NKT細胞は、自己抗原反応性T細胞の活性を抑制する。
ヒトVα24NKT細胞は、自己免疫疾患である、多発性硬化症の末梢血中で、著しく減少している。
注1:ヒトCD1分子には、グループ1(CD1a、CD1b、CD1c)と、グループ2(CD1d)が存在する。マウスやラットでは、グループ2CD1(CD1d)のみが存在する。グループ2CD1(CD1d)分子は、糖脂質やリン脂質と結合する。
ヒトCD1遺伝子群は、第1染色体上に位置する(MHC分子は、第6染色体上に位置する)。
注2:グルコース(ブドウ糖)、ガラクトース(Gal)、マンノース、N-アセチルグルコサミン(GlcNAc)、N-アセチルガラクトサミン(GalNAc)、フコース、キシロース、シアル酸などの糖は、複雑に連なって、糖鎖を形成する。
糖鎖は、糖蛋白や糖脂質と結合して、細胞間での情報伝達に、重要な役割を果たす。
糖鎖は、蛋白質に結合して、蛋白質のタグ(荷札)の役割を担う。また、糖鎖は、結合した蛋白質や脂質を安定化させる。シアル酸シアル酸の付いた糖鎖が結合すると、陰性荷電により、血管内皮細胞と反撥し、肝臓などで、分解されにくくなる。
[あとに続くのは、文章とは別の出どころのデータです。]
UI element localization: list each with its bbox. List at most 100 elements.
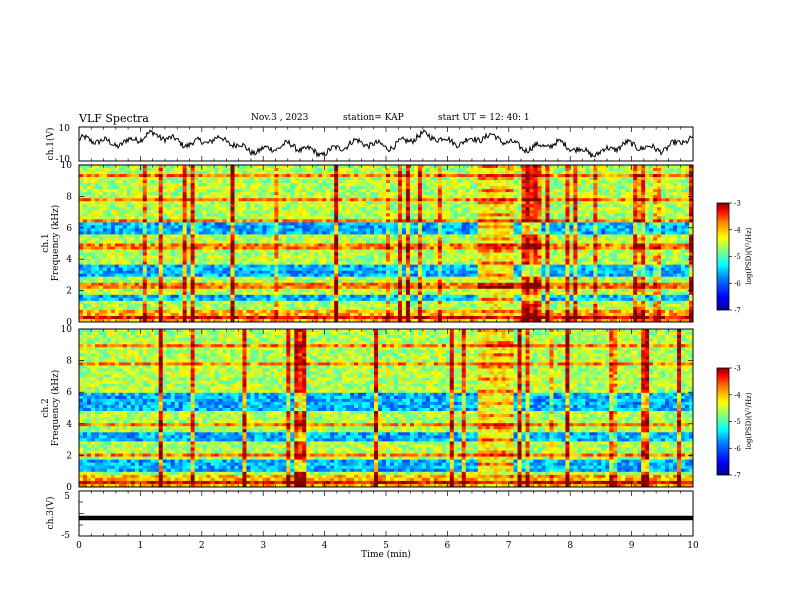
spectrogram-cell (685, 234, 690, 238)
spectrogram-cell (258, 255, 263, 259)
spectrogram-cell (354, 216, 359, 220)
spectrogram-cell (362, 207, 367, 211)
spectrogram-cell (174, 195, 179, 199)
spectrogram-cell (645, 216, 650, 220)
spectrogram-cell (533, 177, 538, 181)
spectrogram-cell (294, 183, 299, 187)
spectrogram-cell (641, 165, 646, 169)
spectrogram-cell (346, 240, 351, 244)
spectrogram-cell (106, 240, 112, 244)
spectrogram-cell (82, 234, 88, 238)
spectrogram-cell (79, 219, 84, 223)
spectrogram-cell (218, 222, 223, 226)
spectrogram-cell (254, 258, 259, 262)
spectrogram-cell (254, 228, 259, 232)
spectrogram-cell (429, 192, 435, 196)
spectrogram-cell (378, 180, 383, 184)
spectrogram-cell (553, 246, 558, 250)
spectrogram-cell (553, 249, 558, 253)
spectrogram-cell (194, 168, 199, 172)
spectrogram-cell (130, 180, 136, 184)
spectrogram-cell (501, 204, 506, 208)
spectrogram-cell (246, 252, 251, 256)
spectrogram-cell (178, 240, 183, 244)
spectrogram-cell (190, 210, 195, 214)
spectrogram-cell (569, 186, 574, 190)
spectrogram-cell (190, 168, 195, 172)
spectrogram-cell (214, 198, 219, 202)
spectrogram-cell (665, 207, 670, 211)
spectrogram-cell (222, 204, 227, 208)
spectrogram-cell (330, 210, 335, 214)
spectrogram-cell (354, 168, 359, 172)
spectrogram-cell (589, 171, 594, 175)
spectrogram-cell (537, 180, 542, 184)
spectrogram-cell (79, 240, 84, 244)
spectrogram-cell (358, 183, 363, 187)
spectrogram-cell (509, 192, 514, 196)
spectrogram-cell (350, 249, 355, 253)
spectrogram-cell (601, 246, 606, 250)
spectrogram-cell (114, 228, 120, 232)
spectrogram-cell (114, 174, 120, 178)
spectrogram-cell (517, 165, 522, 169)
spectrogram-cell (130, 198, 136, 202)
spectrogram-cell (561, 201, 566, 205)
spectrogram-cell (389, 213, 395, 217)
spectrogram-cell (194, 186, 199, 190)
spectrogram-cell (238, 240, 243, 244)
spectrogram-cell (421, 246, 427, 250)
spectrogram-cell (661, 198, 666, 202)
spectrogram-cell (374, 258, 379, 262)
spectrogram-cell (126, 219, 132, 223)
spectrogram-cell (298, 240, 303, 244)
spectrogram-cell (553, 255, 558, 259)
spectrogram-cell (366, 195, 371, 199)
spectrogram-cell (553, 234, 558, 238)
spectrogram-cell (354, 210, 359, 214)
spectrogram-cell (198, 171, 203, 175)
spectrogram-cell (633, 252, 638, 256)
spectrogram-cell (126, 231, 132, 235)
spectrogram-cell (677, 189, 682, 193)
spectrogram-cell (94, 240, 100, 244)
spectrogram-cell (258, 222, 263, 226)
spectrogram-cell (465, 171, 470, 175)
spectrogram-cell (314, 192, 319, 196)
spectrogram-cell (657, 246, 662, 250)
spectrogram-cell (497, 246, 502, 250)
spectrogram-cell (537, 222, 542, 226)
spectrogram-cell (481, 183, 486, 187)
spectrogram-cell (533, 240, 538, 244)
spectrogram-cell (386, 216, 391, 220)
spectrogram-cell (625, 189, 630, 193)
spectrogram-cell (653, 210, 658, 214)
spectrogram-cell (302, 246, 307, 250)
spectrogram-cell (110, 225, 116, 229)
spectrogram-cell (274, 207, 279, 211)
spectrogram-cell (449, 171, 455, 175)
spectrogram-cell (453, 177, 459, 181)
spectrogram-cell (569, 195, 574, 199)
spectrogram-cell (79, 210, 84, 214)
spectrogram-cell (441, 165, 447, 169)
spectrogram-cell (685, 240, 690, 244)
spectrogram-cell (561, 234, 566, 238)
spectrogram-cell (637, 231, 642, 235)
spectrogram-cell (210, 225, 215, 229)
spectrogram-cell (497, 249, 502, 253)
spectrogram-cell (194, 237, 199, 241)
spectrogram-cell (473, 180, 478, 184)
spectrogram-cell (170, 198, 175, 202)
spectrogram-cell (282, 252, 287, 256)
spectrogram-cell (250, 171, 255, 175)
spectrogram-cell (198, 240, 203, 244)
spectrogram-cell (641, 207, 646, 211)
spectrogram-cell (585, 180, 590, 184)
spectrogram-cell (286, 165, 291, 169)
spectrogram-cell (170, 222, 175, 226)
spectrogram-cell (497, 222, 502, 226)
spectrogram-cell (102, 243, 108, 247)
spectrogram-cell (358, 189, 363, 193)
spectrogram-cell (258, 234, 263, 238)
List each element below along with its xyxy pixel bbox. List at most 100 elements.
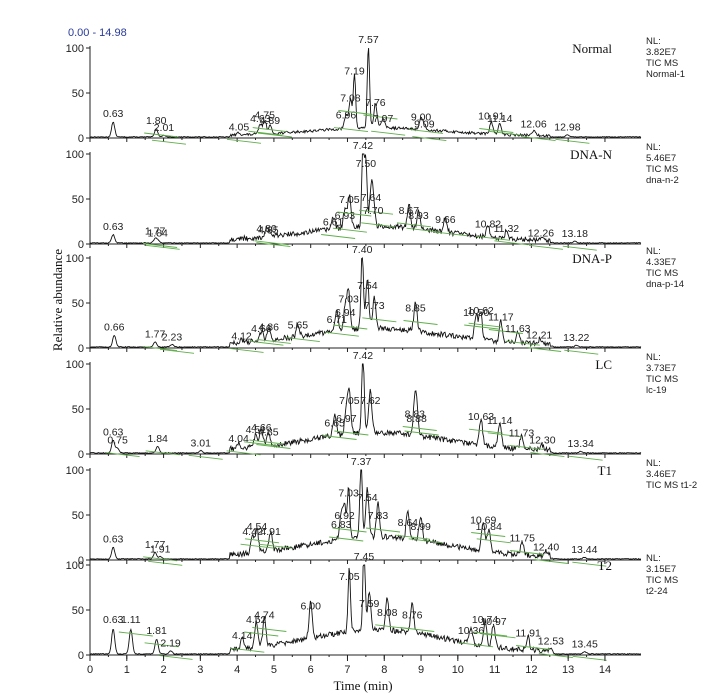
integration-marker [143, 346, 178, 352]
x-tick-label: 5 [271, 664, 277, 676]
peak-label: 0.63 [103, 221, 124, 233]
peak-label: 10.50 [463, 307, 489, 319]
integration-marker [475, 235, 511, 241]
y-tick-label: 50 [72, 404, 84, 416]
integration-marker [229, 347, 264, 353]
peak-label: 4.66 [251, 323, 272, 335]
nl-info-line: TIC MS [646, 575, 678, 586]
sample-title: DNA-P [572, 251, 612, 266]
panel-t2: 0 50 100 0.631.11 1.812.19 4.14 4.524.74 6.00 7.… [66, 551, 679, 662]
nl-info-line: NL: [646, 352, 661, 363]
integration-marker [538, 653, 573, 659]
peak-label: 7.50 [356, 158, 377, 170]
integration-marker [257, 132, 292, 138]
peak-label: 7.37 [351, 456, 372, 468]
panel-normal: 0 50 100 0.63 1.802.01 4.054.634.754.89 6.96 7.… [66, 34, 685, 145]
peak-label: 8.99 [410, 521, 431, 533]
peak-label: 11.14 [487, 415, 513, 427]
peak-label: 7.54 [357, 280, 378, 292]
integration-marker [105, 452, 140, 458]
integration-marker [143, 243, 178, 248]
peak-label: 7.97 [373, 113, 394, 125]
integration-marker [479, 128, 514, 133]
sample-title: T1 [598, 463, 612, 478]
integration-marker [226, 450, 261, 456]
peak-label: 10.69 [470, 515, 496, 527]
tic-trace [90, 153, 642, 245]
integration-marker [226, 138, 262, 144]
peak-label: 2.19 [160, 637, 181, 649]
peak-label: 6.65 [324, 418, 345, 430]
peak-label: 7.70 [363, 205, 384, 217]
integration-marker [362, 317, 397, 323]
peak-label: 9.00 [411, 111, 432, 123]
nl-info-line: TIC MS [646, 58, 678, 69]
peak-label: 11.32 [494, 223, 520, 235]
peak-label: 7.73 [364, 300, 385, 312]
nl-info-line: NL: [646, 246, 661, 257]
tic-trace [89, 469, 641, 560]
peak-label: 7.05 [339, 571, 360, 583]
peak-label: 0.63 [103, 614, 124, 626]
integration-marker [248, 130, 283, 136]
peak-label: 12.53 [538, 636, 564, 648]
integration-marker [258, 543, 293, 549]
peak-label: 11.75 [509, 533, 535, 545]
integration-marker [322, 435, 357, 440]
peak-label: 4.85 [258, 427, 279, 439]
peak-label: 4.04 [228, 433, 249, 445]
peak-label: 1.84 [147, 227, 168, 239]
integration-marker [334, 430, 369, 436]
peak-label: 4.86 [259, 321, 280, 333]
peak-label: 1.11 [121, 614, 141, 626]
y-tick-label: 0 [78, 239, 84, 251]
integration-marker [505, 340, 540, 346]
peak-label: 6.96 [336, 110, 357, 122]
integration-marker [464, 324, 499, 330]
peak-label: 10.62 [467, 305, 493, 317]
integration-marker [144, 132, 179, 138]
integration-marker [510, 550, 545, 555]
y-tick-label: 50 [72, 88, 84, 100]
nl-info-line: t2-24 [646, 586, 668, 597]
y-tick-label: 0 [78, 343, 84, 355]
peak-label: 7.83 [368, 510, 389, 522]
integration-marker [472, 631, 508, 637]
nl-info-line: lc-19 [646, 385, 667, 396]
peak-label: 1.77 [145, 226, 166, 238]
integration-marker [476, 538, 511, 544]
integration-marker [333, 324, 368, 330]
integration-marker [361, 222, 396, 228]
peak-label: 4.89 [260, 115, 281, 127]
y-tick-label: 50 [72, 605, 84, 617]
peak-label: 7.19 [344, 66, 365, 78]
sample-title: DNA-N [570, 147, 612, 162]
integration-marker [562, 245, 597, 251]
integration-marker [481, 633, 516, 639]
peak-label: 7.08 [340, 93, 361, 105]
peak-label: 7.05 [339, 194, 360, 206]
integration-marker [408, 128, 444, 134]
integration-marker [528, 244, 564, 250]
peak-label: 13.34 [568, 438, 594, 450]
peak-label: 1.91 [150, 543, 171, 555]
integration-marker [358, 209, 394, 215]
nl-info-line: 4.33E7 [646, 257, 676, 268]
nl-info-line: 3.82E7 [646, 47, 676, 58]
peak-label: 3.01 [190, 437, 211, 449]
peak-label: 9.09 [414, 119, 435, 131]
peak-label: 6.92 [334, 510, 355, 522]
x-tick-label: 10 [452, 664, 464, 676]
integration-marker [468, 322, 503, 328]
integration-marker [337, 211, 372, 217]
integration-marker [118, 631, 153, 637]
x-tick-label: 0 [87, 664, 93, 676]
integration-marker [252, 127, 287, 133]
x-tick-label: 13 [562, 664, 574, 676]
peak-label: 7.54 [357, 492, 378, 504]
y-tick-label: 100 [66, 359, 84, 371]
peak-label: 2.01 [154, 122, 175, 134]
x-tick-label: 4 [234, 664, 240, 676]
y-tick-label: 50 [72, 298, 84, 310]
integration-marker [509, 444, 544, 450]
蛋白質や脂質に糖鎖が結合したものは、複合糖質と呼ばれる。複合糖質には、糖蛋白質、糖脂質、プロテオグリカンに分類される。
糖蛋白は、1本の蛋白質に、短い糖鎖(単糖が20個まで)が、1〜数百本の糖鎖が結合している。
糖脂質は、1本の脂質分子に、1本の糖鎖が結合している。
プロテオグリカンは、1本の蛋白質に、長い糖鎖(単糖が100〜1万個)が結合している。
糖鎖の単糖成分 ヘキソース ガラクトース(Gal)、マンノース(Man)、グルコース(Glc) デオキシヘキソース L-フコース へキソサミン N-アセチルグルコサミン(GlcNAc)、N-アセチルガラクトサミン(GalNAc) シアル酸 N-アセチルノイラミン酸(NeuAc)、N-グリコリルノイラミン酸(NeuGc) ペントース キシロース、L-アラビノース
糖蛋白質の糖鎖部分は、親水性の供与、蛋白分解酵素からの保護作用、レクチンとの結合、ホルモンや微生物の受容体、細胞間相互作用などがある。